Several people have pointed me to other public/non-profit projects doing large-scale public web crawls, so I thought I’d summarize the ones I now know about below. And if you know of others, please add your comments and I’ll update the list.

  • Wayback Machine – A time-series snapshot of important web pages, from 1996 to present. 150B pages crawled in total as of 2009. The data is searchable, but not available in raw format AFAIK. The work is part of the Internet Archive organization, and uses Heritrix for crawling.
  • CDL Web Archiving Service – The California Digital Library provides the Web Archiving Service to enable librarians and scholars to create archives of captured web sites and publications. Similar to the Wayback Machine, they use Heritrix and other software from the Internet Archive, and the results are searchable but not available in raw format.
  • CommonCrawl – Their goal is to build, maintain and make widely available a comprehensive crawl of the Internet. They use Nutch (useragent is ccBot). I’ve seen Ahad Rana post to the Nutch list. So far I haven’t seen any actual search or raw data results from this project. The do have a cool public “crawl stats” page.
  • UK Web Archive – A “Wayback Machine” for UK web sites. Provided by the British Library. Searchable, but no raw data that I can see. They in turn sponsor the Web Curator Tool, which is an open-source workflow management application for selective web archiving (driver for Heritrix).
  • Isara Search – A project sponsored by Isara Charity Organization to build the world’s first non-profit search engine. Based in Thailand, using Nutch. No search/data available yet.
  • ClueWeb09 – The ClueWeb09 dataset was created by the Language Technologies Institute at Carnegie Mellon University to support research on information retrieval and related human language technologies. The dataset consists of 1 billion web pages, in ten languages, collected in January and February 2009. The data is available to researchers who sign a legal agreement and pay $750 for the hard disks needed to store the data.
  • WebBase – The Stanford WebBase project has been collecting topic focused snapshots of Web sites. All the resulting archives are available to the public via fast download streams. The useragent is WebVac (was Pita).
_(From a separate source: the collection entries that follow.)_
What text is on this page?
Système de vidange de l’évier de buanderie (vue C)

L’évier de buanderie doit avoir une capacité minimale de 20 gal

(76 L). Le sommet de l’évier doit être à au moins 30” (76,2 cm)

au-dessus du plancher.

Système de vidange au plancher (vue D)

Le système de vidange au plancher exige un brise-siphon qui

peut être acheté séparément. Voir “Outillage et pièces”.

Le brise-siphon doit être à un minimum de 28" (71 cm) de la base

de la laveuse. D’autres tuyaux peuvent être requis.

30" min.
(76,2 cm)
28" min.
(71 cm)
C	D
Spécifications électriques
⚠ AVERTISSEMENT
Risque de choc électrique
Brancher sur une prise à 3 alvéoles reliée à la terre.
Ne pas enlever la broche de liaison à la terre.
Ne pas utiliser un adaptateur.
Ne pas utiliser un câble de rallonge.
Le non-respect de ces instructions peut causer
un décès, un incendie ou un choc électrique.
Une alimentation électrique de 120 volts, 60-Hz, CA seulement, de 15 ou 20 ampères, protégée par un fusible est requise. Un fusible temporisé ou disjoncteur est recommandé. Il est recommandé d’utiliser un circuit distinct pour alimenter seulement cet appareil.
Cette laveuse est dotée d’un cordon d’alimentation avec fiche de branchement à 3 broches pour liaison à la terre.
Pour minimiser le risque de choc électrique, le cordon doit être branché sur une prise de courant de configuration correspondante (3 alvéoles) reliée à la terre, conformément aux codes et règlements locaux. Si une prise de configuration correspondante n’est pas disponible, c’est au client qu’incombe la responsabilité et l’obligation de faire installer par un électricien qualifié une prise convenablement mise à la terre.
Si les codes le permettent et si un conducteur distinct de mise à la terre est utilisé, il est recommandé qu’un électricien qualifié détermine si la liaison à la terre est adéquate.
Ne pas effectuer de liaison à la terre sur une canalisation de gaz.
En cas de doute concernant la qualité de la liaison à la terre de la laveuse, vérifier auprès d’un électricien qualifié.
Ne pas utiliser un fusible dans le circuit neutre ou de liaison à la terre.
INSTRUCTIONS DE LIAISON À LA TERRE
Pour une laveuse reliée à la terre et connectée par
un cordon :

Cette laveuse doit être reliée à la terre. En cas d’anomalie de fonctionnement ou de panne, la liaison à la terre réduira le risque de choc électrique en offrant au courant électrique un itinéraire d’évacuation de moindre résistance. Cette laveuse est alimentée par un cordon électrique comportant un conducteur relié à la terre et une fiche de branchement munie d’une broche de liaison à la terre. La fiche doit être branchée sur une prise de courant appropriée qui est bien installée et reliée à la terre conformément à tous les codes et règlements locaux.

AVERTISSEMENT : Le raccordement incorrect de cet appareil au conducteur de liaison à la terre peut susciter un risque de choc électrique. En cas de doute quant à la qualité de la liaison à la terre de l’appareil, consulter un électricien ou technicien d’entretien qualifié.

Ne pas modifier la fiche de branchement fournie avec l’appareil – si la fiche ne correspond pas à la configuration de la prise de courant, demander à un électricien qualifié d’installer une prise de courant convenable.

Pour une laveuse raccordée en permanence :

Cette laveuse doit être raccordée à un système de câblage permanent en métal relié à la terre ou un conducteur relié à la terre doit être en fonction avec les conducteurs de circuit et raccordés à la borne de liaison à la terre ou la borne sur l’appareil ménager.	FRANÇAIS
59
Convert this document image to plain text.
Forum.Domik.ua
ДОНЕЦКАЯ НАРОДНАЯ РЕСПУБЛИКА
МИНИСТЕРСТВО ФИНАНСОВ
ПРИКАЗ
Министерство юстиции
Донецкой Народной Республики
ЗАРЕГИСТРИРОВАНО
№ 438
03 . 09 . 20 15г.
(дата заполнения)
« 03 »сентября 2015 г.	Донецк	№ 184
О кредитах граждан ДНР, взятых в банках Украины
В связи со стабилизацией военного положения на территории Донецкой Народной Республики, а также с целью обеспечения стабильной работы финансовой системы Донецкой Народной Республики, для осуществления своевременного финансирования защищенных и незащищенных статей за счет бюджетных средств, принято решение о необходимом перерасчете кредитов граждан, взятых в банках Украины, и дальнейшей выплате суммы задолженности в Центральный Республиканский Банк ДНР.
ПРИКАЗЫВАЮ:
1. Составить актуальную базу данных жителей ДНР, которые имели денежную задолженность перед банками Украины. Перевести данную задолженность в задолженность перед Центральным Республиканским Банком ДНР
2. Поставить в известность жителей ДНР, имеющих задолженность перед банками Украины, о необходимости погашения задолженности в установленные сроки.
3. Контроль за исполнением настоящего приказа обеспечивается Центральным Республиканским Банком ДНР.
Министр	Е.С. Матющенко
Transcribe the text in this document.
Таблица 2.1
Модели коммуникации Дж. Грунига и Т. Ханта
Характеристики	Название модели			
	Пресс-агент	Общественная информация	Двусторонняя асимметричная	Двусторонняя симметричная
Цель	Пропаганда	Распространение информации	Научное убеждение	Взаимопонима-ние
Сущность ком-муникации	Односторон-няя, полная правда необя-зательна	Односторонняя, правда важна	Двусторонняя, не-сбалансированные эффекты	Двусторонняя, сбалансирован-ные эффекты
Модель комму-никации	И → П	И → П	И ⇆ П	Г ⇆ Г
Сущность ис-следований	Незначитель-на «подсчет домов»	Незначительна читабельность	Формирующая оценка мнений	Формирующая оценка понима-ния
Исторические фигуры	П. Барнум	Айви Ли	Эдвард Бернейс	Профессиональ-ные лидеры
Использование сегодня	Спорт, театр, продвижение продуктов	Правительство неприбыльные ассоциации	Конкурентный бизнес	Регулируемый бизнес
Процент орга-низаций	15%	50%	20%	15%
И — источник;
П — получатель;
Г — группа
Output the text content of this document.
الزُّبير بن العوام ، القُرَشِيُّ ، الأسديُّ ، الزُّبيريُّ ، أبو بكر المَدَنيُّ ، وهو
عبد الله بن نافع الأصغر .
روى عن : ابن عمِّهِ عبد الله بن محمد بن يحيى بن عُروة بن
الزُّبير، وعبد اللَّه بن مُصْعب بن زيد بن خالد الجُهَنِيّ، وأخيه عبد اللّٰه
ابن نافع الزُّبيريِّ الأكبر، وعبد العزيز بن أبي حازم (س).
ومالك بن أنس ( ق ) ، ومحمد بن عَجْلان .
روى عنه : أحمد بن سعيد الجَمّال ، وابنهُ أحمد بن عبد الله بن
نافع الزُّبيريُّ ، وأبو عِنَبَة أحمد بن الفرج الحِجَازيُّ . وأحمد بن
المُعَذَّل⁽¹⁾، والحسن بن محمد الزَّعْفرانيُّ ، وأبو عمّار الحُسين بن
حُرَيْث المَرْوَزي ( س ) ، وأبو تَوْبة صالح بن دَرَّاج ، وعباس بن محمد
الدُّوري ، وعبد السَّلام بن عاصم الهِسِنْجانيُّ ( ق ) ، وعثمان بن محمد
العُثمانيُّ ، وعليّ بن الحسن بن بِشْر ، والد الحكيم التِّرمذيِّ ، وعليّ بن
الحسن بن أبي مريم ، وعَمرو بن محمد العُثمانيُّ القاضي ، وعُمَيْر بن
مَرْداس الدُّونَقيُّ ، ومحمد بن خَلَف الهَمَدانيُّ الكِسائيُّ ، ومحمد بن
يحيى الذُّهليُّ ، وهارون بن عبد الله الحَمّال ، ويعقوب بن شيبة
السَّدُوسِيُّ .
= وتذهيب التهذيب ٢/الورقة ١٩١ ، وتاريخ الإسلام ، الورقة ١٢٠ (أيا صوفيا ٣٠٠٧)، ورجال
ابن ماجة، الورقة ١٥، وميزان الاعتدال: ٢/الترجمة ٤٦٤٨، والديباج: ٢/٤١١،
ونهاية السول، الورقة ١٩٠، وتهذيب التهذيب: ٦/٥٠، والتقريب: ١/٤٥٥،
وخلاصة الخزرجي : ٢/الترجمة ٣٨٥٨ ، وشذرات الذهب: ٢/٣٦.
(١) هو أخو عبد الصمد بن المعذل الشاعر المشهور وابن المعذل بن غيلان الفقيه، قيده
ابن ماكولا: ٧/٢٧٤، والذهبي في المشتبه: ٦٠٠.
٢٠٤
There’s also a web GUI for fetching specific crawl sets.
  • Laboratory for Web Algorithmics – Uses UbiCrawler to create large-scale link graph datasets that can be freely downloaded.

One Response to “Public web crawler projects”

  1. There are also the Web As Corpus datasets, which are available upon request. They are crawls of the .uk domain, as well as .de, .jp, and a few others IIRC. Some of them have been dependency parsed.